Revenue Management with Costly Price Adjustments

Quantified Score

Visualization

Abstract

We consider a novel variant of the perishable inventory profit management problem faced by a firm that sells a fixed inventory over a finite horizon in the presence of price-adjustment costs. In economics literature, such price-adjustment costs are widely studied and are typically assumed to include a fixed component (e.g., advertising costs), an inventory-dependent component (e.g., inventory relabeling costs), as well as a component that depends on the magnitude of the price adjustment (e.g., cognitive and coordination managerial costs). We formulate the firm's profit management problem as a finite-horizon dynamic program in which the state of the system is described by the inventory level as well as the current price level. We derive first-order properties of the optimal value function and give a complete characterization of optimal policies for the case of ample inventory.
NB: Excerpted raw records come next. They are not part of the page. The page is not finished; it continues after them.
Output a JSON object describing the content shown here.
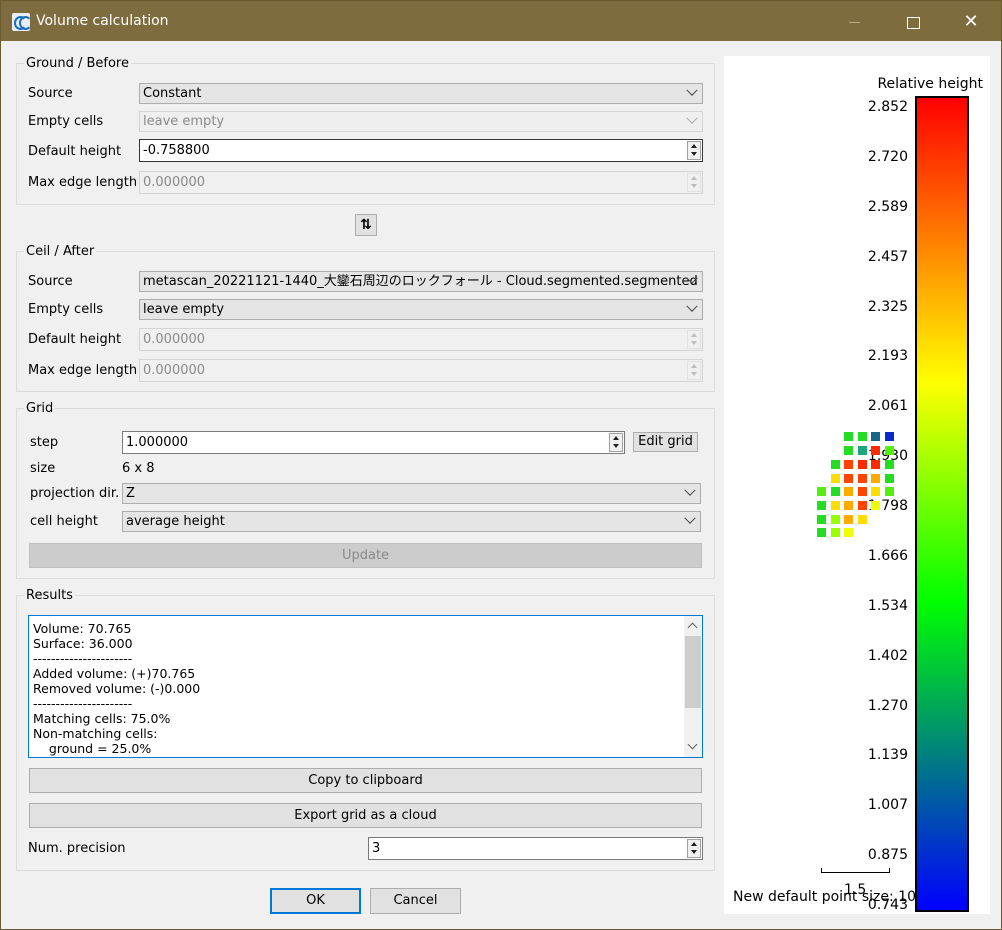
{
  "window": {
    "title": "Volume calculation",
    "minimize_icon": "minimize-icon",
    "maximize_icon": "maximize-icon",
    "close_icon": "close-icon",
    "close_glyph": "✕"
  },
  "ground": {
    "title": "Ground / Before",
    "source_label": "Source",
    "source_value": "Constant",
    "empty_cells_label": "Empty cells",
    "empty_cells_value": "leave empty",
    "default_height_label": "Default height",
    "default_height_value": "-0.758800",
    "max_edge_label": "Max edge length",
    "max_edge_value": "0.000000"
  },
  "swap_button": {
    "glyph": "⇅",
    "icon": "swap-icon"
  },
  "ceil": {
    "title": "Ceil / After",
    "source_label": "Source",
    "source_value": "metascan_20221121-1440_大鑾石周辺のロックフォール - Cloud.segmented.segmented",
    "empty_cells_label": "Empty cells",
    "empty_cells_value": "leave empty",
    "default_height_label": "Default height",
    "default_height_value": "0.000000",
    "max_edge_label": "Max edge length",
    "max_edge_value": "0.000000"
  },
  "grid": {
    "title": "Grid",
    "step_label": "step",
    "step_value": "1.000000",
    "edit_grid_label": "Edit grid",
    "size_label": "size",
    "size_value": "6 x 8",
    "projection_label": "projection dir.",
    "projection_value": "Z",
    "cell_height_label": "cell height",
    "cell_height_value": "average height",
    "update_label": "Update"
  },
  "results": {
    "title": "Results",
    "lines": [
      "Volume: 70.765",
      "Surface: 36.000",
      "----------------------",
      "Added volume: (+)70.765",
      "Removed volume: (-)0.000",
      "----------------------",
      "Matching cells: 75.0%",
      "Non-matching cells:",
      "    ground = 25.0%"
    ],
    "copy_label": "Copy to clipboard",
    "export_label": "Export grid as a cloud",
    "precision_label": "Num. precision",
    "precision_value": "3"
  },
  "buttons": {
    "ok": "OK",
    "cancel": "Cancel"
  },
  "viewer": {
    "scale_title": "Relative height",
    "ticks": [
      "2.852",
      "2.720",
      "2.589",
      "2.457",
      "2.325",
      "2.193",
      "2.061",
      "1.930",
      "1.798",
      "1.666",
      "1.534",
      "1.402",
      "1.270",
      "1.139",
      "1.007",
      "0.875",
      "0.743"
    ],
    "scale_bar_label": "1.5",
    "message": "New default point size: 10",
    "colors": {
      "max": "#ff0000",
      "mid_high": "#ffff00",
      "mid_low": "#00ff00",
      "min": "#0000ff"
    }
  }
}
Through a set of examples we demonstrate the complex and counterintuitive nature of optimal price-adjustment policies. Consequently, we focus on developing easily computable and implementable heuristics with demonstrably good performance. To this end, we develop and solve a fluid model based on the original stochastic dynamics and propose three fluid-based heuristic policies. We derive expressions for the expected profit generated by each one of these heuristics when applied to the stochastic problem and derive sufficient conditions for the asymptotic optimality of the policies when the initial inventory levels and planning horizons are proportionally scaled up. We test the performance of the heuristics in a numerical study and demonstrate a robust, near-optimal performance of one of the heuristics (which we call the “Fluid Time” heuristic) for a wide range of problem parameters. Finally, we demonstrate the importance of proper accounting of price-adjustment costs in several alternative business settings.